Oil is in its biggest price surge in six months, sending a potential rescue line to desperate producers who have been shutting down rigs to stave off bankruptcy. Futures prices for Brent crude, the international benchmark, have risen as high as $49.47 a barrel today.
The reason for the surge is a confluence of news: The boreal forests around Canada’s oil sands have been on fire for two weeks now, and authorities have asked another 12,000 people to leave the area, on top of the 80,000 people who have already fled. And in Nigeria, attacks by a group called the Delta Avengers have helped shut production to a 20-year low.
Observing all this mayhem, Goldman Sachs on May 16 reversed a bearish bet, raising its oil price forecast to $51 a barrel by the end of the year, up from $45. Prices already had been climbing in lurches since a low of under $30 a barrel in February, but the Goldman prediction, on top of the news from Canada and Nigeria, has given oil a big push toward $50.
Faced with low prices, stressed US oil producers are continuing to shut down their drilling rigs. Last week, they stopped another 10 rigs, bringing the total on line to 318, down 80% from the peak of 1,609 in October 2014. Meanwhile, 130 North American oil and gas companies have declared bankruptcy since the start of 2015.

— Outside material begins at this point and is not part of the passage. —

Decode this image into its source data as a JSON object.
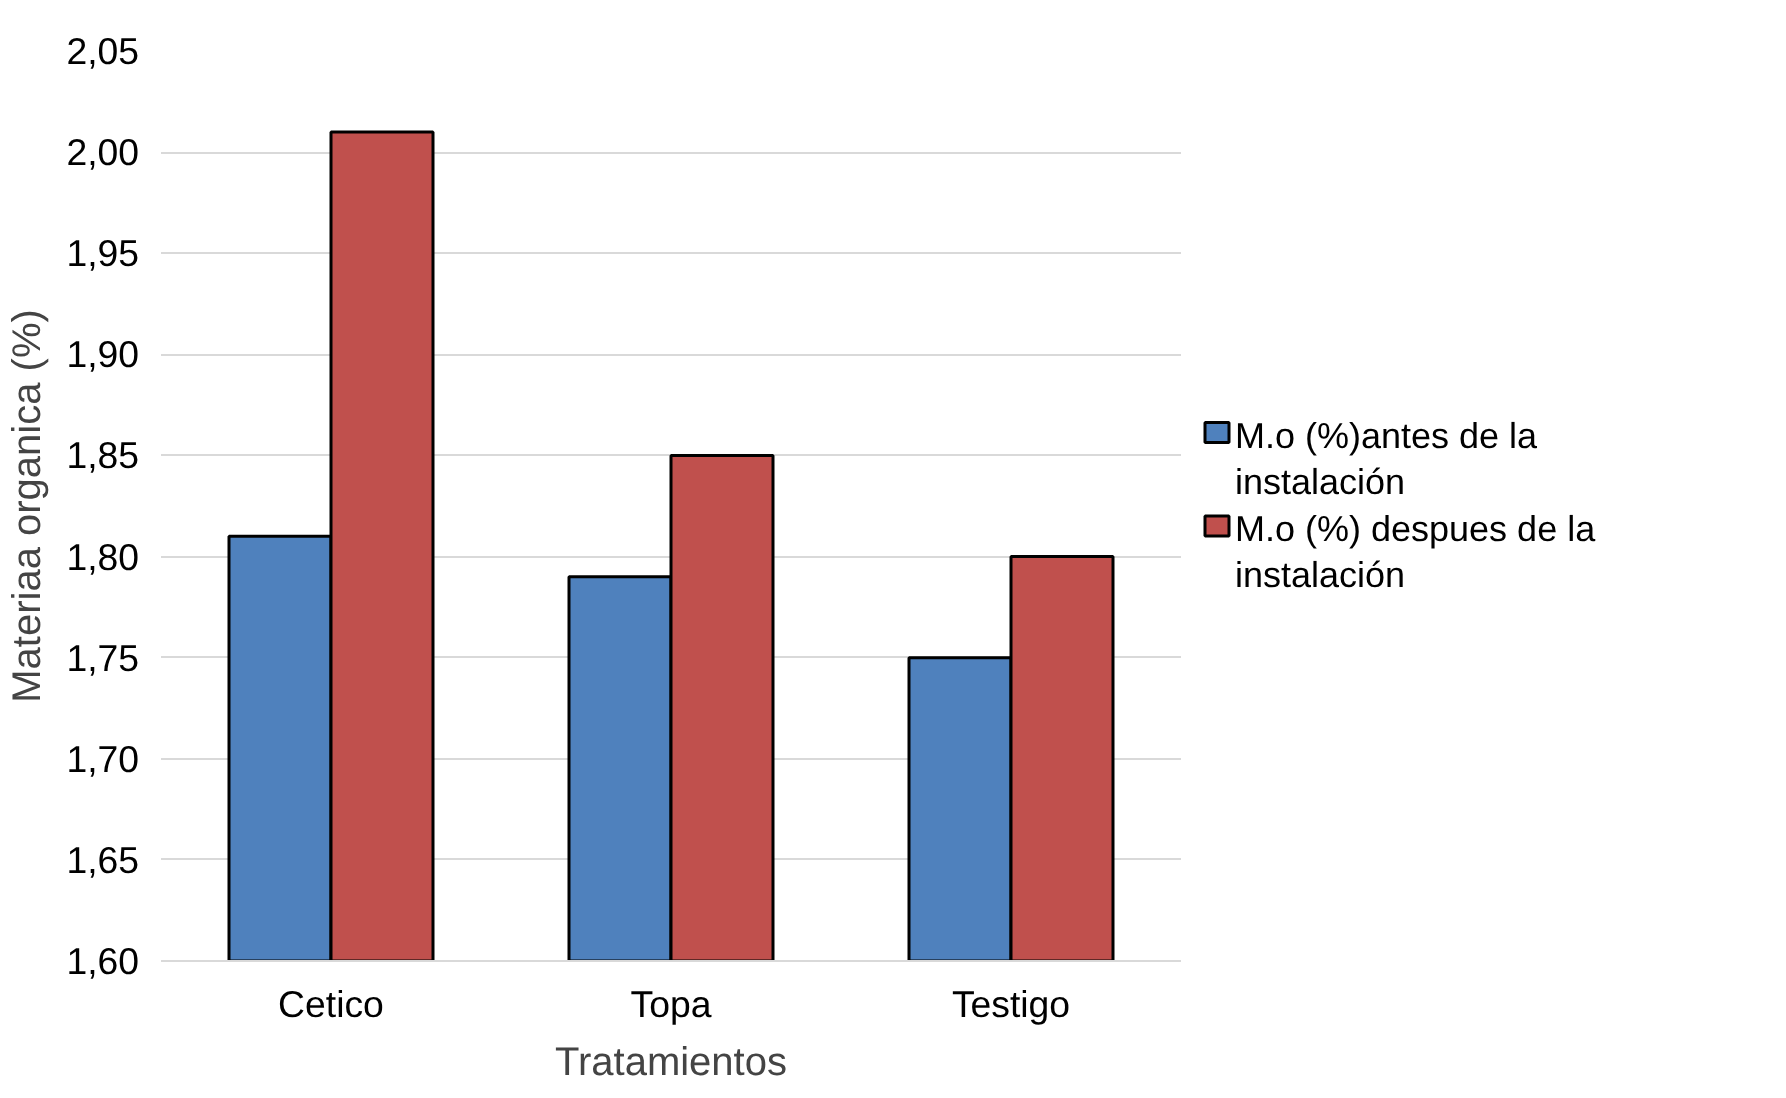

Jamie Webster, a Washington-based oil analyst, said the rise in prices will lead oil drillers to seek some financial stability by buying hedging instruments, thus locking in the higher prices. They are not likely to make any hasty pushes back into higher production, he said, because the Canadian fires will eventually be put out; in addition, currently shut-in Libyan oil could return to the market, as warring factions there have struck a fragile truce.
“Part of the issue is the volatility,” Webster told Quartz. “A week ago, oil was $45 a barrel, a month ago $43, a quarter ago $34 and a year ago $66. It’s hard to get comfort in such an environment.”
Then there is Goldman, which giveth and taketh away: While forecasting higher prices this year, it has continued its bearish bet for 2017. The investment bank predicts that the global oil glut will resume early next year, pushing oil prices back down to $45 a barrel.